O ex-presidente Fernando Collor de Mello, de 75 anos, iniciou o cumprimento de sua pena de 8 anos e 10 meses em regime domiciliar, após decisão do ministro Alexandre de Moraes, do Supremo Tribunal Federal (STF). A medida foi tomada com base em laudos médicos que atestam que Collor sofre de doença de Parkinson, apneia do sono grave e transtorno bipolar, condições que, segundo a defesa, seriam agravadas pela permanência em regime fechado.

Collor foi condenado em 2023 por corrupção passiva e lavagem de dinheiro, em um esquema de recebimento de propinas na BR Distribuidora, subsidiária da Petrobras. De acordo com o processo, ele teria recebido R$ 20 milhões para favorecer contratos da empresa com a UTC Engenharia.
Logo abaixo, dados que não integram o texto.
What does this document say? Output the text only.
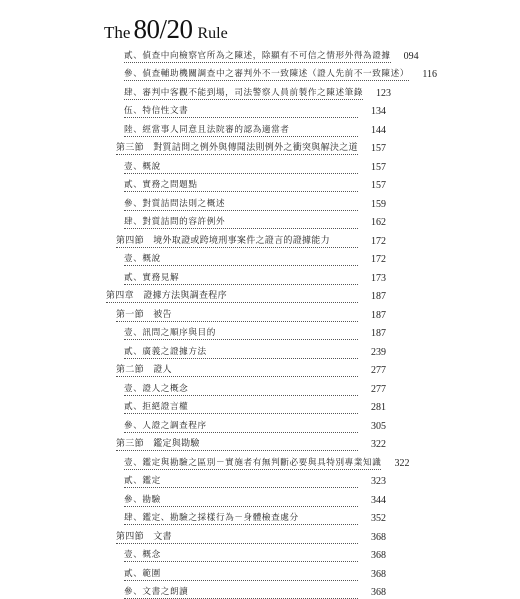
The 80/20 Rule
貳、偵查中向檢察官所為之陳述，除顯有不可信之情形外得為證據	094
參、偵查輔助機關調查中之審判外不一致陳述（證人先前不一致陳述）	116
肆、審判中客觀不能到場，司法警察人員前製作之陳述筆錄	123
伍、特信性文書	134
陸、經當事人同意且法院審的認為適當者	144
第三節　對質詰問之例外與傳聞法則例外之衝突與解決之道	157
壹、概說	157
貳、實務之問題點	157
參、對質詰問法則之概述	159
肆、對質詰問的容許例外	162
第四節　境外取證或跨境刑事案件之證言的證據能力	172
壹、概說	172
貳、實務見解	173
第四章　證據方法與調查程序	187
第一節　被告	187
壹、訊問之順序與目的	187
貳、廣義之證據方法	239
第二節　證人	277
壹、證人之概念	277
貳、拒絕證言權	281
參、人證之調查程序	305
第三節　鑑定與勘驗	322
壹、鑑定與勘驗之區別－實施者有無判斷必要與具特別專業知識	322
貳、鑑定	323
參、勘驗	344
肆、鑑定、勘驗之採樣行為－身體檢查處分	352
第四節　文書	368
壹、概念	368
貳、範圍	368
參、文書之朗讀	368
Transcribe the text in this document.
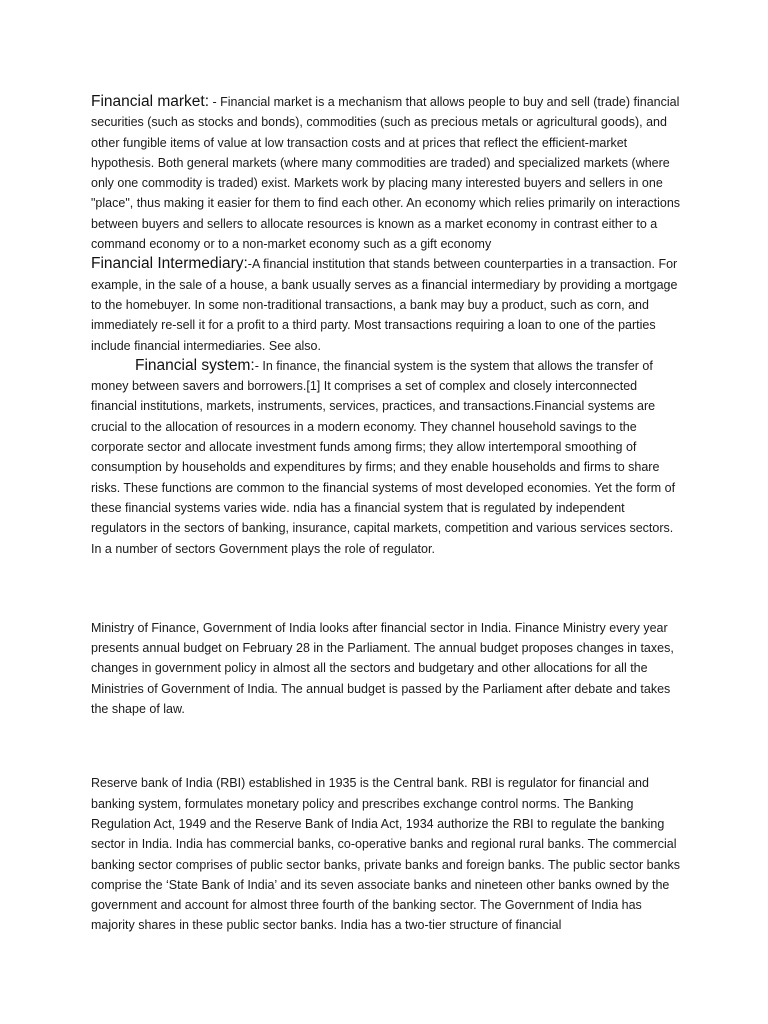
Financial market: - Financial market is a mechanism that allows people to buy and sell (trade) financial securities (such as stocks and bonds), commodities (such as precious metals or agricultural goods), and other fungible items of value at low transaction costs and at prices that reflect the efficient-market hypothesis. Both general markets (where many commodities are traded) and specialized markets (where only one commodity is traded) exist. Markets work by placing many interested buyers and sellers in one "place", thus making it easier for them to find each other. An economy which relies primarily on interactions between buyers and sellers to allocate resources is known as a market economy in contrast either to a command economy or to a non-market economy such as a gift economy

Financial Intermediary:-A financial institution that stands between counterparties in a transaction. For example, in the sale of a house, a bank usually serves as a financial intermediary by providing a mortgage to the homebuyer. In some non-traditional transactions, a bank may buy a product, such as corn, and immediately re-sell it for a profit to a third party. Most transactions requiring a loan to one of the parties include financial intermediaries. See also.

Financial system:- In finance, the financial system is the system that allows the transfer of money between savers and borrowers.[1] It comprises a set of complex and closely interconnected financial institutions, markets, instruments, services, practices, and transactions.Financial systems are crucial to the allocation of resources in a modern economy. They channel household savings to the corporate sector and allocate investment funds among firms; they allow intertemporal smoothing of consumption by households and expenditures by firms; and they enable households and firms to share risks. These functions are common to the financial systems of most developed economies. Yet the form of these financial systems varies wide. ndia has a financial system that is regulated by independent regulators in the sectors of banking, insurance, capital markets, competition and various services sectors. In a number of sectors Government plays the role of regulator.

Ministry of Finance, Government of India looks after financial sector in India. Finance Ministry every year presents annual budget on February 28 in the Parliament. The annual budget proposes changes in taxes, changes in government policy in almost all the sectors and budgetary and other allocations for all the Ministries of Government of India. The annual budget is passed by the Parliament after debate and takes the shape of law.

Reserve bank of India (RBI) established in 1935 is the Central bank. RBI is regulator for financial and banking system, formulates monetary policy and prescribes exchange control norms. The Banking Regulation Act, 1949 and the Reserve Bank of India Act, 1934 authorize the RBI to regulate the banking sector in India. India has commercial banks, co-operative banks and regional rural banks. The commercial banking sector comprises of public sector banks, private banks and foreign banks. The public sector banks comprise the ‘State Bank of India’ and its seven associate banks and nineteen other banks owned by the government and account for almost three fourth of the banking sector. The Government of India has majority shares in these public sector banks. India has a two-tier structure of financial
Além da pena de prisão, Collor foi condenado a pagar multa, indenizar a União em R$ 20 milhões e está proibido de exercer cargo público por 17 anos e 8 meses.

A decisão do STF impõe restrições ao regime domiciliar: Collor deve usar tornozeleira eletrônica, está proibido de deixar o país e só pode receber visitas de advogados. O ex-presidente cumpre a pena em sua cobertura de 600 m² na orla de Maceió, avaliada em R$ 9 milhões.